In fact in Fig.2, the NMR spectra were zoomed in to show the smaller signals present in the spectra and that could be the reason of water signal seen quite large. But in MvDA, we haven’t changed the signal intensities and later in the software while applying MvDA we excluded the bins having the peak areas of water signal.

9

Why did the authors bucketed the spectrum into cells of equal width, and not just upload data in the "ppm-intensity" format?

Binning is done to digitalize the numeric values for MvDA. This method is common in pant metabolomics to reduce the variation between the samples regarding amount of tissue extracted.

1.     Craig, A. et al. Scaling and normalization effects in NMR spectroscopic metabonomic data sets. Anal.

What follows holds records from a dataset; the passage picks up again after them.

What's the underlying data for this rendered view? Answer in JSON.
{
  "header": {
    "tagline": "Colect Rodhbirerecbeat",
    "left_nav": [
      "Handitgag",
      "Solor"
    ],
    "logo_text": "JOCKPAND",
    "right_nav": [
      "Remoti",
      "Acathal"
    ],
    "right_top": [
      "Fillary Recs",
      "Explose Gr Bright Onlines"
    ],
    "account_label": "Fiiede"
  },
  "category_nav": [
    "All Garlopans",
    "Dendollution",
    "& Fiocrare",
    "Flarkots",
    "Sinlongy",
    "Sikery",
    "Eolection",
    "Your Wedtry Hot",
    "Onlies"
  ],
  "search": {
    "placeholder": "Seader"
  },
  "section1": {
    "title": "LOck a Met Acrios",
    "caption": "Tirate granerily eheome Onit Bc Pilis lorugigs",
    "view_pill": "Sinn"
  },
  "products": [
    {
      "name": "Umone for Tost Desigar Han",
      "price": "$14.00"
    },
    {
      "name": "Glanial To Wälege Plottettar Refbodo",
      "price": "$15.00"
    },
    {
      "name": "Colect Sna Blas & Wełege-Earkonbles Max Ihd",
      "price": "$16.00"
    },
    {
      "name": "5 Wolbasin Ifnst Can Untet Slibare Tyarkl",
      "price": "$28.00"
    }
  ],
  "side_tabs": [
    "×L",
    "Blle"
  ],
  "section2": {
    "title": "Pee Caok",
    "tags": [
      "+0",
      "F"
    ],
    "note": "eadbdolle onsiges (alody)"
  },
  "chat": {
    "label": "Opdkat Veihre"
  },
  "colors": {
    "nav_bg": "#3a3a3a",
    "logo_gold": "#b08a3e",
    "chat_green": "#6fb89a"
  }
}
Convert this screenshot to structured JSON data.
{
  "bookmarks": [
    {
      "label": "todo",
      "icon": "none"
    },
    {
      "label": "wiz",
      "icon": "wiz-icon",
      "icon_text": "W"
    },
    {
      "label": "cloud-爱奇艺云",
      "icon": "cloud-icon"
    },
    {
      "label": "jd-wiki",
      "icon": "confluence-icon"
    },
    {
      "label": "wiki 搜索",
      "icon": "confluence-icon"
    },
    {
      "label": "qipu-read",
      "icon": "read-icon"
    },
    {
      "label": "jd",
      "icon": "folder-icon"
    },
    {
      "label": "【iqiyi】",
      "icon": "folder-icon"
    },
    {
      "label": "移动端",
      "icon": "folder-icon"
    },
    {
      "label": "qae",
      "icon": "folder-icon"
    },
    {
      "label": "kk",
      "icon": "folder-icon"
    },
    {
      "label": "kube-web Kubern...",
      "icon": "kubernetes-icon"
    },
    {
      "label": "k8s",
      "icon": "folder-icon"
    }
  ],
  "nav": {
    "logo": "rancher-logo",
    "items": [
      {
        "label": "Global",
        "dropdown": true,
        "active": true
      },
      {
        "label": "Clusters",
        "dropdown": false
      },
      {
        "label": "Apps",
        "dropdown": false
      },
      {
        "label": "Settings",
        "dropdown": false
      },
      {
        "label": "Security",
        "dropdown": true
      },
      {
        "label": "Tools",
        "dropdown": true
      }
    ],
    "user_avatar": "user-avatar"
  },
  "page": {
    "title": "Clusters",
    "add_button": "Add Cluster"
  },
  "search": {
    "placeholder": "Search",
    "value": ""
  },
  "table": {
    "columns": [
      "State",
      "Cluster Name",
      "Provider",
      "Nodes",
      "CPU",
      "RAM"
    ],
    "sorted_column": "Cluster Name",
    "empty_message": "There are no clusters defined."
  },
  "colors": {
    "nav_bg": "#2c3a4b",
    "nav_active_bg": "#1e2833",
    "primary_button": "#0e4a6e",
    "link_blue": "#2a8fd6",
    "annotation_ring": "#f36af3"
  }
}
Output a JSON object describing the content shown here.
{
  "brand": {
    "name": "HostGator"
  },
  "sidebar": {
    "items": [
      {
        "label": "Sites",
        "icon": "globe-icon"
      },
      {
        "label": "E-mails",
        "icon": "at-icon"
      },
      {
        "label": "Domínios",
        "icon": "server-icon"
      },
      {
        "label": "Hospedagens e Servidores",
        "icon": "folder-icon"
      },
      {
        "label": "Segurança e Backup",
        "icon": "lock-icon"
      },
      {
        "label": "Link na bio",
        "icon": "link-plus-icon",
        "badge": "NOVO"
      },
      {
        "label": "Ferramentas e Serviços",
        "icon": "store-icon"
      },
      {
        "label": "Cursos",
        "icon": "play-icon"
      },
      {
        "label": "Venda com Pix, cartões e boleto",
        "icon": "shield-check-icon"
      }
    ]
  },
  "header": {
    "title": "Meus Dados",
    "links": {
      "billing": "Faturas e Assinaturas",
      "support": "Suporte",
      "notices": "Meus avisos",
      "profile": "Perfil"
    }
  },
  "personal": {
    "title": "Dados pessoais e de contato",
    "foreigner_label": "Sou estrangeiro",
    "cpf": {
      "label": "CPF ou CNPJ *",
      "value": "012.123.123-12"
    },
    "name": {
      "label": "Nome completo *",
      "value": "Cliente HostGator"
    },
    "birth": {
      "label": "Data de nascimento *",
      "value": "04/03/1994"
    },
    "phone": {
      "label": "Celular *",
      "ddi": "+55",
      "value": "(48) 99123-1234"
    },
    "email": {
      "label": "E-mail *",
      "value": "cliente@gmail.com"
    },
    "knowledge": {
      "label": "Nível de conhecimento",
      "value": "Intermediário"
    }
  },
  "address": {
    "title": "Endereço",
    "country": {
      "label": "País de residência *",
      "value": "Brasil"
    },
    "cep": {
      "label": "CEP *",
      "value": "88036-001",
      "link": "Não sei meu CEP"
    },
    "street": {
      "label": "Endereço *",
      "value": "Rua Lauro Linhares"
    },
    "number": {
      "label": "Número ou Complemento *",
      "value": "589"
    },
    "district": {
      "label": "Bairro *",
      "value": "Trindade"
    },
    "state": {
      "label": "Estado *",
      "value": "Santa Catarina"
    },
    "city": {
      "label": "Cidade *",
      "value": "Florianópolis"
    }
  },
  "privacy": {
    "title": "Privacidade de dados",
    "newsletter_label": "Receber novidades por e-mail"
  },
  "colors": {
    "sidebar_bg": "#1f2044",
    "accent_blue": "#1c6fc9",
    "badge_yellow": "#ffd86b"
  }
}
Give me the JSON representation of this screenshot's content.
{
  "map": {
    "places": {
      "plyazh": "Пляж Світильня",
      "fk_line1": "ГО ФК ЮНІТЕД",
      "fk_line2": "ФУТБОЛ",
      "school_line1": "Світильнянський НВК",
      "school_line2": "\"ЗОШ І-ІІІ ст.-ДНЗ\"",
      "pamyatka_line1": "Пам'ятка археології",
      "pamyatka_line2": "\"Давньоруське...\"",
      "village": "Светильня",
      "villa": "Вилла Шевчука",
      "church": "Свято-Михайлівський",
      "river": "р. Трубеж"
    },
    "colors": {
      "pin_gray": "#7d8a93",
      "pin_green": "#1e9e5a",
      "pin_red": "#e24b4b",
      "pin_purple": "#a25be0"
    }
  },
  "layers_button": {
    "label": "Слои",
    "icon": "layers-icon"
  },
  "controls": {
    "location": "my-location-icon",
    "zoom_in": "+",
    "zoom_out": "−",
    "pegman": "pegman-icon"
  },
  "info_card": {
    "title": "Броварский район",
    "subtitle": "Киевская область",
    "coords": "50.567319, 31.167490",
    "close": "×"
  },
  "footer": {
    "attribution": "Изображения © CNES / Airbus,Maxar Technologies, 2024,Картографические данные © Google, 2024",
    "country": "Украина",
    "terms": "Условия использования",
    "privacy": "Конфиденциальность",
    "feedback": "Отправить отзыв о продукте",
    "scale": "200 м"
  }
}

Chem. 78, 2262–2267 (2006). 72.

10

Based on Figure 1, it can be seen that for FH-142, the signals in the range of 2.2-2.8 ppm do not coincide in chemical shift with the signals of other samples. How did the authors solve this problem in the course of multidimensional analysis?

We are thankful to reviewer for highlighting very important point. In fact, the representative spectra of FH-142 shown in Fig. 1 has little shifting in the region pointed out by the reviewer and this very sample was excluded from the MvDA. As it could be seen in PCA and OPLS-DA analysis that FH-142 has one less sample compare to other varieties. By chance, that spectra got included in the Fig. 1 which now has been removed and other representative spectra of FH-142 has been added in revised manuscript.